This work addresses the efficiency bottleneck in existing synthetic data methods under data-constrained pretraining scenarios, where short-text rewriting often limits performance. To overcome this, the authors propose a “megadoc” construction strategy that concatenates multiple rewritten versions of the same document and interleaves them with reasoning content to form ultra-long synthetic documents. This approach enhances both data utilization efficiency and long-context modeling capabilities. By integrating synthetic data augmentation, rewriting, rationale insertion, and an optimized mixing schedule, the method achieves a data efficiency improvement from 1.48× to 1.80× under a 32× synthetic data regime. The resulting model demonstrates significant gains in i.i.d. loss reduction, downstream task accuracy, and long-text comprehension performance.
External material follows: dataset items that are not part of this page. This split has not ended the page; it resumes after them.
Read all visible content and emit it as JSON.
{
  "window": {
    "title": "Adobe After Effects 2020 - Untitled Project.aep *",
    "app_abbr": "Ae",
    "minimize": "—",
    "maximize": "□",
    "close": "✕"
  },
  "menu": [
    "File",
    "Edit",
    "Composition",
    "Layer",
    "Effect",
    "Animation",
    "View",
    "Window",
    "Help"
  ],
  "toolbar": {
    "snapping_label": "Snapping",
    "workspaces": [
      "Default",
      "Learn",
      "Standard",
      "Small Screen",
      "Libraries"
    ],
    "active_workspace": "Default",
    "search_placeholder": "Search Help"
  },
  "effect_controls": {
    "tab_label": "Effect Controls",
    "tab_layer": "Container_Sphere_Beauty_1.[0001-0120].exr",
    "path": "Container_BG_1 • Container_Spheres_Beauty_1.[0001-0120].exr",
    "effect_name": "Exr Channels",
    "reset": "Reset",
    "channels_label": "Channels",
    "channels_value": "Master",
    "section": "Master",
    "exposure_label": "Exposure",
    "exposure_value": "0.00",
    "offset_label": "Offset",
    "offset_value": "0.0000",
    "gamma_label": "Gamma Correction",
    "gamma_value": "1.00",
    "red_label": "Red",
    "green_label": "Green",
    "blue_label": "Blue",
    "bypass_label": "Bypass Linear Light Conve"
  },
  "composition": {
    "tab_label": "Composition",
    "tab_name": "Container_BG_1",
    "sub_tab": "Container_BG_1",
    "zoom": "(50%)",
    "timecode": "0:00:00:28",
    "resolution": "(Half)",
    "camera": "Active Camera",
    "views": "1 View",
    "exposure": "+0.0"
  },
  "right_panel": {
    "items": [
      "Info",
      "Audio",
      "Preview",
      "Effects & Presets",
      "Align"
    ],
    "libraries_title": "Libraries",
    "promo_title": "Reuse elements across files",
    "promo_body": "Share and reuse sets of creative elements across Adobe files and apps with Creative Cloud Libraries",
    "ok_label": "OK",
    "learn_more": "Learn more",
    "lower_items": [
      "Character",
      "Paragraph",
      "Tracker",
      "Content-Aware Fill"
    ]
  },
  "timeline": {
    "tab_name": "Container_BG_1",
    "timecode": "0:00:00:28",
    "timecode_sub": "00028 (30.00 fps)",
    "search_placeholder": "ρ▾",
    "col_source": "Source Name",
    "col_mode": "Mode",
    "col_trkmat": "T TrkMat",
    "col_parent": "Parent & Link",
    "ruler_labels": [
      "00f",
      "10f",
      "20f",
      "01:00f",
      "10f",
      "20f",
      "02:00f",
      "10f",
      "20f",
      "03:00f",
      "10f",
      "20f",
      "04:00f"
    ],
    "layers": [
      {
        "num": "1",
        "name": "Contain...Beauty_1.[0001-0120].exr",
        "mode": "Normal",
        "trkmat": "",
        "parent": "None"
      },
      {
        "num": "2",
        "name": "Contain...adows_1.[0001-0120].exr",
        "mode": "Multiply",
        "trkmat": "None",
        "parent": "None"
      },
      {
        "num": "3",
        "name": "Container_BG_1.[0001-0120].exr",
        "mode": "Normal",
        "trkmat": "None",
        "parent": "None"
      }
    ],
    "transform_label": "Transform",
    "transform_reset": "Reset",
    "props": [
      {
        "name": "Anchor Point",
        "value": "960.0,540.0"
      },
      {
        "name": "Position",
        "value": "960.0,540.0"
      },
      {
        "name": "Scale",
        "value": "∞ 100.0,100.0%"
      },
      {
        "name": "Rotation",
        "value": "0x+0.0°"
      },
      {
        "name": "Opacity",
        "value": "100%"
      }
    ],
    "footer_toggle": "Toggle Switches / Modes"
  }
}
Synthetic data augmentation has emerged as a promising solution when pre-training is constrained by data rather than compute. We study how to design synthetic data algorithms that achieve better loss scaling: not only lowering loss at finite compute but especially as compute approaches infinity. We first show that pre-training on web data mixed with synthetically generated rephrases improves i.i.d. validation loss on the web data, despite the synthetic data coming from an entirely different distribution. With optimal mixing and epoching, loss and benchmark accuracy improve without overfitting as the number of synthetic generations grows, plateauing near $1.48\times$ data efficiency at 32 rephrases per document. We find even better loss scaling under a new perspective: synthetic generations from the same document can form a single substantially longer megadocument instead of many short documents. We show two ways to construct megadocs: stitching synthetic rephrases from the same web document or stretching a document by inserting rationales. Both methods improve i.i.d. loss, downstream benchmarks, and especially long-context loss relative to simple rephrasing, increasing data efficiency from $1.48\times$ to $1.80\times$ at $32$ generations per document. Importantly, the improvement of megadocs over simple rephrasing widens as more synthetic data is generated. Our results show how to design synthetic data algorithms that benefit more from increasing compute when data-constrained.